Berlin/München – Bundesweit steigt nicht nur die Zahl der vollzogenen Einbürgerungen, sondern nach einer Umfrage des Mediendienstes Integration auch die Zahl der Anträge. „Allein im Jahr 2024 sind in den 47 Städten, die die Fragen beantwortet haben, knapp 211 400 Einbürgerungsanträge eingegangen“, teilte der Dienst mit. Demnach wurden in den meisten Städten deutlich mehr Einbürgerungsanträge gestellt als im Vorjahr. Befragt wurden die 50 bevölkerungsreichsten Städte des Landes. Im vergangenen Jahr erhielten nach offiziellen Zahlen 291 955 Personen den deutschen Pass, 46 Prozent mehr als 2023.

In München, Bremen, Chemnitz und Krefeld hat sich die Zahl der Einbürgerungsanträge in etwa verdoppelt. Die meisten Anträge stammten in fast allen Städten von Syrern, gefolgt von Antragstellenden aus der Türkei und dem Irak. In absoluten Zahlen wurden die meisten Einbürgerungsanträge in Berlin (rund 44 000), München (20 600) und Hamburg (19 800) gestellt.

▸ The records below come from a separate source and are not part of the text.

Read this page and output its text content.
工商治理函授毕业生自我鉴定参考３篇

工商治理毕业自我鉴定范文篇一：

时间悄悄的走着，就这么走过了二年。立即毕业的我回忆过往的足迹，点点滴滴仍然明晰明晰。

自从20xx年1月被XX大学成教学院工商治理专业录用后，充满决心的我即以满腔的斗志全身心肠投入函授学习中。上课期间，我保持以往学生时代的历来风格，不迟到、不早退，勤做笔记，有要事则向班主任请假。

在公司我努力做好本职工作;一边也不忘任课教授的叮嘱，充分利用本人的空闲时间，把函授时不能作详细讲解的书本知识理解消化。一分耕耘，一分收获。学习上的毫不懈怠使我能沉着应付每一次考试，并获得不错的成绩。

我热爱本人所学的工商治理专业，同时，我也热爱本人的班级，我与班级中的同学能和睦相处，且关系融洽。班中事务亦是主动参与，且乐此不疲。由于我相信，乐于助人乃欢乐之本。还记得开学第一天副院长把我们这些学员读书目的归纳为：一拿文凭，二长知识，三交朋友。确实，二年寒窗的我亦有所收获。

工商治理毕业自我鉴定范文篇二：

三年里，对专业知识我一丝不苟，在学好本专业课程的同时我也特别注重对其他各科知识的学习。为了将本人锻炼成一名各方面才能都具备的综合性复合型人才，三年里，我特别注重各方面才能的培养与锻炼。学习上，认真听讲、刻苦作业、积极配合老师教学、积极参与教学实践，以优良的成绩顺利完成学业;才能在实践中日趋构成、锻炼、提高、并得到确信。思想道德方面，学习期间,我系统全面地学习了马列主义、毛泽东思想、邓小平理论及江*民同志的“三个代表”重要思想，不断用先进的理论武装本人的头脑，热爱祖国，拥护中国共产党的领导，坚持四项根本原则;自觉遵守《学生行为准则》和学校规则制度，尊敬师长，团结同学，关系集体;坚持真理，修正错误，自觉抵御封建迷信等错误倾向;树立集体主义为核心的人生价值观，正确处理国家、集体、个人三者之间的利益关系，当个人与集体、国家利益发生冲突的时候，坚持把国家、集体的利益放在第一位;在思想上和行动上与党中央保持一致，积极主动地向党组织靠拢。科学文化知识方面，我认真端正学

In 30 von 37 Städten, die Daten genannt haben, ist der Rückstau im Vergleich zum Vorjahr gestiegen: in München und Heidelberg beispielsweise um rund 85 Prozent. Die höchsten Antragsberge gibt es in absoluten Zahlen in München (rund 33 000 offene Anträge) und Hamburg (32 000). Insgesamt zählten die 37 Städte, aus denen Daten vorliegen, rund 220 000 offene Anträge.